# Logistic Regression

Logistic regression is a type of algorithm used for solving classification types of problems. Classification could be either binary such as 0/1, yes/no, High/low, male/female etc.. or multiple classes such as low/medium/ high, poor/average/excellent etc.,. It falls under the supervised learning algorithm, where for the given input features, output features/labels are also known. Unlike Linear regression which tries to find the relation between dependent(y) and independent variables(X) by establishing the best fit line, logistic regression also tries to regress a line that divides/separates dataset and classifies by using probabilistic functions. Linear Regression Vs Logistic Regression

Let us consider an example, depending on the average run rates secured by local cricketers in matches held that year, we are trying to select them, for the national team. So, there are only two possibilities, either the cricketer will be selected or rejected for the national team. It comes under binary classification and logistic regression could be used for solving this case.

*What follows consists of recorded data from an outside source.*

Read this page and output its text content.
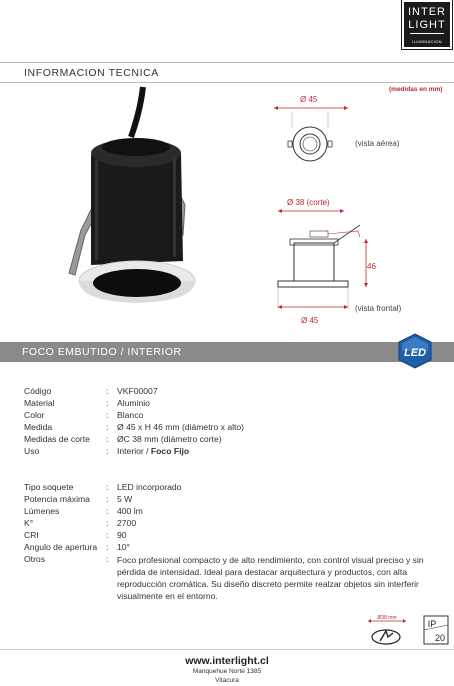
INTER
LIGHT
ILUMINACION
INFORMACION TECNICA
(medidas en mm)
Ø 45
(vista aérea)
Ø 38 (corte)
46
(vista frontal)
Ø 45
FOCO EMBUTIDO / INTERIOR	LED
Código	: VKF00007
Material	: Aluminio
Color	: Blanco
Medida	: Ø 45 x H 46 mm (diámetro x alto)
Medidas de corte	: ØC 38 mm (diámetro corte)
Uso	: Interior / Foco Fijo
Tipo soquete	: LED incorporado
Potencia máxima	: 5 W
Lúmenes	: 400 lm
K°	: 2700
CRI	: 90
Angulo de apertura	: 10°
Otros	: Foco profesional compacto y de alto rendimiento, con control visual preciso y sin pérdida de intensidad. Ideal para destacar arquitectura y productos, con alta reproducción cromática. Su diseño discreto permite realzar objetos sin interferir visualmente en el entorno.
Ø38 mm
IP
20
www.interlight.cl
Manquehue Norte 1385
Vitacura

Logistic regression classifies the dataset by drawing a linear separable hyperplane. In the case of binary classification, it says whether the dataset appears on this side or opposite of the hyperplane. Also, it says the probability value of the dataset belonging to either of the classes. For calculating the probability of dataset, logistic regression uses sigmoid function. The sigmoid function is a derivative function and its values always lie between 0 to 1.

Cost function:

The cost function in any algorithm is responsible for learning and reduce the error by adjusting the learnable parameters m and c. The cost function for Logistic regression is given by;

Cost function(J theta) = -1/m summation of [(y log p(x) + (1-y) log(1-p(x))]

where m is the total number of dataset

So, if the value of y is 0, then cost function becomes -log (1-p(x)) and if the value of y is 1, then cost function becomes -log p(x).

Evaluation of Logistic Regression:

The regression model uses R2 and Adjusted R2 statistics for evaluation of model accuracy. In case of classification model, accuracy of model is evaluated by using metrics such as accuracy, recall/sensitivity, precision, F1 score, specificity, AUC and ROC.

Let us first built a confusion matrix for determining the above accuracy metrics. confusion matrix components include True Positive (TP), True Negative (TN), False Positive (FP) and False Negative (FN). Confusion Matrix
1. Accuracy = (TP + TN) / (TP+TN+FP+FN)
2. Recall/Sensitivity/True positive rate= TP / TP + FN
3. Precision = TP / TP + FP
4. F1 Score = (2*Recall*Precision) / (Recall + Precision)
5. Specificity/True negative rate= TN / TN + FP
6. False positive rate = FP / FP + TN or (1-specificity)

ROC (Receiver Operating Characteristic) ROC Curve

The classification of entire data depends upon the threshold value we take. Say if the threshold value is 0.5, then dataset less than 0.5 falls under one class and dataset greater than or equal to 0.5 falls in another class. It is not always necessarily the threshold value to be 0.5 and it is important to pick threshold value correctly or the entire classification could be biased towards one class. ROC curve helps in sorting out this problem and enables us to pick the right threshold value using graphs. Roc is a graph drawn between True Positive Rate(recall) and False Positive Rate (1-specificity).

AUC (Area Under Curve): AUC Curve

Consider for a classification problem, we could use many algorithms to build a model such as Logistic regression, Decision tree, Random forest etc., AUC helps us to find out which algorithm suits best for the problem statement. The algorithm which covers more area is chosen as the best algorithm.